A Special Committee of Stacee Pharm's Board of Directors has completed a study of Stacee Labs and has found that its projects required a significantly longer time to complete than the industry average and, as a result, were significantly more expensive. These projects often lasted 10-15 years before the drug could be released to the market. At the same time, Stacee Labs projects had a very high success rate.

The board called in a management consultant, Ms. Millie Tasha, and asked her to investigate the research organization briefly and report to the board on ways in which the projects could be completed sooner and at lower expense. The board emphasized that it was not seeking nitpicking, cost-cutting, or time-saving recommendations that might lower the quality of Stacee Labs's results.

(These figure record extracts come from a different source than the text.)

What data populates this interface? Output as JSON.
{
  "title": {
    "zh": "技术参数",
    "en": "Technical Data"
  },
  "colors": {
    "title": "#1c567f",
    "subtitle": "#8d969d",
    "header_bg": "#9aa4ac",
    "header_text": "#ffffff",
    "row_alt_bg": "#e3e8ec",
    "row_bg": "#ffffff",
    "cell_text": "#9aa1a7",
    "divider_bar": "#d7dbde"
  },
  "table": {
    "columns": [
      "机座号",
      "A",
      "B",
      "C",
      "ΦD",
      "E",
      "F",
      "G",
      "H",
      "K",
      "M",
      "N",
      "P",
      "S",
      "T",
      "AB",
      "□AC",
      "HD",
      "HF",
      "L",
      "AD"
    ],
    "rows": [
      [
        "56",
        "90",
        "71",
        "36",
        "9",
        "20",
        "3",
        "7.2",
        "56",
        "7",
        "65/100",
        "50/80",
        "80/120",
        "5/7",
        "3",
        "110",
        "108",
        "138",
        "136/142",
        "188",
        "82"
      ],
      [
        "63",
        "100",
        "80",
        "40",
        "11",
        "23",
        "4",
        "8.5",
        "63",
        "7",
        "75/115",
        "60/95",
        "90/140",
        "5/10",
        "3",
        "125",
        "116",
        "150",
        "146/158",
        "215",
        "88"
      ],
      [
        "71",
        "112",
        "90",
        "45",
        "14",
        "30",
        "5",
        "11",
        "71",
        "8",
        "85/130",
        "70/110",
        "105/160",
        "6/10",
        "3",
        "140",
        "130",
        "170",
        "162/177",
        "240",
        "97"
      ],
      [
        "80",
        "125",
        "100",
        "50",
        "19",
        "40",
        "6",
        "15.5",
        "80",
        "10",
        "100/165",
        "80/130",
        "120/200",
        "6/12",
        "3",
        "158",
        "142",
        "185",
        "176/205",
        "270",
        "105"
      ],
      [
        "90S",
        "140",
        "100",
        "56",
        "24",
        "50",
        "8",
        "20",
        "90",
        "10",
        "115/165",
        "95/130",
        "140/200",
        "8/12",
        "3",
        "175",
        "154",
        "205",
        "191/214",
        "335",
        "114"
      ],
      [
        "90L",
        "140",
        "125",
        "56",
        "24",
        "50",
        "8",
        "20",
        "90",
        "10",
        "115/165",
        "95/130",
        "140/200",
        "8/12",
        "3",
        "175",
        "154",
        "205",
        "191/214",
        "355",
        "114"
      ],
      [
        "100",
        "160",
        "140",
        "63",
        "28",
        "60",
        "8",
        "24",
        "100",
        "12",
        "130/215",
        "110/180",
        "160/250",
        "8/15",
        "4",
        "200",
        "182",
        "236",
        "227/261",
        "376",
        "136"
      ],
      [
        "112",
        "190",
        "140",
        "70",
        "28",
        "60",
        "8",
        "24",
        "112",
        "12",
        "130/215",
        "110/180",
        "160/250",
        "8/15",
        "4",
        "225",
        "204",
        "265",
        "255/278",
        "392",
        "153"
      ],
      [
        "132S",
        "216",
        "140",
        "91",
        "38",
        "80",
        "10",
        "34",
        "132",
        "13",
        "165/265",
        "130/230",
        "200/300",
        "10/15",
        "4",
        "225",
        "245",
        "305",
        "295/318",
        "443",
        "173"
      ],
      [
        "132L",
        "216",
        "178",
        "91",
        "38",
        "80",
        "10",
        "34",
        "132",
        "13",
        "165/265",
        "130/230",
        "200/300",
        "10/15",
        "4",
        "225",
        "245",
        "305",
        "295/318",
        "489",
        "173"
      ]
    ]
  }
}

Ms. Tasha returned after several weeks of interviews with the lab's researchers as well as with senior representatives of the parent firm's Marketing, Finance, Government Relations, and Drug Efficacy Test Divisions, as well as the Toxicity Test Department. Her report to the Board began with the observation that lab scientists avoided contact with Marketing and Governmental Relations until they had accomplished most of their work on a specific drug family. When asked why they waited so long to involve marketing, they responded that they did not know what specific products they would recommend for sale until they had completed and tested the results of their work. They added that marketing was always trying to interfere with drug design and wanted them to make exaggerated claims or to design drugs based on sales potential rather than on good science.

Ms. Tasha also noted that lab scientists did not contact the toxicity or efficacy testing groups until scientific work was completed and they had a drug to test. This resulted in long delays because the testing groups were usually occupied with other matters and could not handle the tests promptly. It usually took many months to organize and begin both toxicity and efficacy testing.

In Ms. Tasha's opinion, the only way to make significant cuts in the time and cost required for drug research projects was to form an integrated team composed of representatives of all the groups who had a major role to play in each drug project and to have them involved from the beginning of the project. All parties could then follow progress with drug development and be prepared to make timely contributions to the projects. If this were done, long delays and their associated costs would be significantly reduced.

Questions: Do you think Millie Tasha is right? If so, how should new drug projects be planned and organized? If Stacee Pharmaceutical goes ahead with a reorganization of lab projects, what are the potential problems? How would you deal with them? Could scope creep become more of a problem with the new integrated teams? If so, how should it be controlled?